Even so, Burmester says, the variety possesses one characteristic that he finds “disturbing.” “Yields were good on this variety, but we found it has the tendency to do this,” he says, as he runs his index finger along an unusually steep cleft in the stalk of the plant. “Most of the time, you see a variety like this and you think, well, thrips got on this or we hit it with a tractor. Even plant bug damage looks a lot like this.”

As it turns out, test plots conducted last year revealed that about 20 percent of plants in this variety displayed the same sort of terminal splitting.

“They don't know exactly why,” Burmester stresses. “Since this splitting occurs at about the fourth node, a lot of farmers might think it was due to Roundup treatment. But we checked out the plots, and that doesn't appear to be the case.”

The same terminal splitting, in fact, showed up in both Roundup treated plots as well as those where the product was not applied. Burmester believes the problem stems from a physiological trait associated with the variety.

“You essentially get this period of time when it splits and doesn't put on any fruit, and you're going to have some delay,” he points out. “And if it splits like that, it doesn't have as many nodes as regular cotton does. There tends to be a little shorter cotton in there in certain cases, and other cotton tends to out compete it.”

The good news is that in test plots this year, Burmester has noticed a significant decline in terminal splitting, down to roughly 12 percent of the plants. Still, despite the problems associated with splitting, his overall opinion of the variety is positive.
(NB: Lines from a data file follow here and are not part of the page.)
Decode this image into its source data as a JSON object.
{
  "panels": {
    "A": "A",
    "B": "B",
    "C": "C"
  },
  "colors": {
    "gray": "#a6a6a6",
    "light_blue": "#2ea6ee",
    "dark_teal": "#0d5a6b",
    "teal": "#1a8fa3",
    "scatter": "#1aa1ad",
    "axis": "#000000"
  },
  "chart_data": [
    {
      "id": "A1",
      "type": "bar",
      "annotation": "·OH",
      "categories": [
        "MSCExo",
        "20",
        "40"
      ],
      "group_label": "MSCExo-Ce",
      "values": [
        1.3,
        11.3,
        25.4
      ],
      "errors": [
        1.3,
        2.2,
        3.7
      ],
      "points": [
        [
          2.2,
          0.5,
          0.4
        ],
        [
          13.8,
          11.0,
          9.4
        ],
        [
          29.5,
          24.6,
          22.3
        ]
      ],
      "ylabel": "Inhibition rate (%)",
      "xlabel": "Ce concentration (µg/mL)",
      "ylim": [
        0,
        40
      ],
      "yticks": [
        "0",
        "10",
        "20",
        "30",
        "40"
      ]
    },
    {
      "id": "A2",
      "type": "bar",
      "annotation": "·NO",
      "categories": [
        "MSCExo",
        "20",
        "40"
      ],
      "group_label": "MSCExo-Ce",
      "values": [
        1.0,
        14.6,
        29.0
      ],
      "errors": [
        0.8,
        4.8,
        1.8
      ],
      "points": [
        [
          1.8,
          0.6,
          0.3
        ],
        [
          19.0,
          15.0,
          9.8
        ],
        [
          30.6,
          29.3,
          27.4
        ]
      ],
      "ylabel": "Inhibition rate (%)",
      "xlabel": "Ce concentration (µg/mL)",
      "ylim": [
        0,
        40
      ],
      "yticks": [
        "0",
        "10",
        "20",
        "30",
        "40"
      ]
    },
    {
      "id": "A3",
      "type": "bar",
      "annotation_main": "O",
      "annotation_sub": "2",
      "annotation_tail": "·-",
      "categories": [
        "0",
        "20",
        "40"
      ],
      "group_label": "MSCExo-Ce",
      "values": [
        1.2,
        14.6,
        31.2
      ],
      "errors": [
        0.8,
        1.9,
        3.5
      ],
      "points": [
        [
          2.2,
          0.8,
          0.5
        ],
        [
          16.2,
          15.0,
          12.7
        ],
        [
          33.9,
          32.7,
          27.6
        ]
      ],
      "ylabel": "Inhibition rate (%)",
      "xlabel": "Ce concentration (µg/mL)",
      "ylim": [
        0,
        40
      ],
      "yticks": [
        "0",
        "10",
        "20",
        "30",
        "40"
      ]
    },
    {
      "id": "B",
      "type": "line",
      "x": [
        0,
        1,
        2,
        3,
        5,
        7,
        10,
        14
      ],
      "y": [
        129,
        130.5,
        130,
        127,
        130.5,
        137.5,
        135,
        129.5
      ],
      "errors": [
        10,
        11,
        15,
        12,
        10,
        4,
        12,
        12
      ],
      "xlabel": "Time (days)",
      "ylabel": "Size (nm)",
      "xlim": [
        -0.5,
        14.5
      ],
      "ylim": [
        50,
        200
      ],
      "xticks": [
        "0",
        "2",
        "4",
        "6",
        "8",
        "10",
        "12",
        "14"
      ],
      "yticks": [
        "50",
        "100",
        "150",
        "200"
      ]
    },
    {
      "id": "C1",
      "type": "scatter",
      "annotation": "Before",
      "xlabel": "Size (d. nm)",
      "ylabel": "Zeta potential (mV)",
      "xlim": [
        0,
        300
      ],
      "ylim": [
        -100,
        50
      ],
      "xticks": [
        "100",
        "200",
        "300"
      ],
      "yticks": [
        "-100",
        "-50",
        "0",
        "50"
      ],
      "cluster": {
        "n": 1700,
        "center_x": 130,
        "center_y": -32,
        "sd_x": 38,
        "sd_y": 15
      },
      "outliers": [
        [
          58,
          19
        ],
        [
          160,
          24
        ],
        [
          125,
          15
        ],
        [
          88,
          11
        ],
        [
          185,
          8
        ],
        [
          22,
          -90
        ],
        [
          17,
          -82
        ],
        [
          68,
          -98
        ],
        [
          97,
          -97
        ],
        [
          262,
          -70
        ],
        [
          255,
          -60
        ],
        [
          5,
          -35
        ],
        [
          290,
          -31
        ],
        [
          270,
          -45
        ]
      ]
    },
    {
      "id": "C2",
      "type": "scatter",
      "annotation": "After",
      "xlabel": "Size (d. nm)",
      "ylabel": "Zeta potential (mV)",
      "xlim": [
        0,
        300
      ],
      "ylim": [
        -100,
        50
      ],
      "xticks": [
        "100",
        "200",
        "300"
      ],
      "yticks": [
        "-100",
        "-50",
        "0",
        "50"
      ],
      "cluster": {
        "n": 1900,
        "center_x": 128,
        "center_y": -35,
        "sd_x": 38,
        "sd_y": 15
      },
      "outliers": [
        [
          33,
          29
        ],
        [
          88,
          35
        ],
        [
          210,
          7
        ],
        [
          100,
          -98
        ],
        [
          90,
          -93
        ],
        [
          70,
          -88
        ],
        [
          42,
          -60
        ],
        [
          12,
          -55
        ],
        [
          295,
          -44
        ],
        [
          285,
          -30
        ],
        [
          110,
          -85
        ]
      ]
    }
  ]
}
Deltapine 444, which has been tested under Roundup and non-Roundup treatments and in irrigated and non-irrigated fields, has continued to perform well.

Burmester and other researchers are trying to collect as much information as they can about Deltapine 444 because planting seed is expected to be available next year. Burmester also mentioned one other variety, Deltapine 555, a late-maturing plant that appears to be a little too late for North Alabama growing conditions and better suited to growing conditions in central and south Alabama.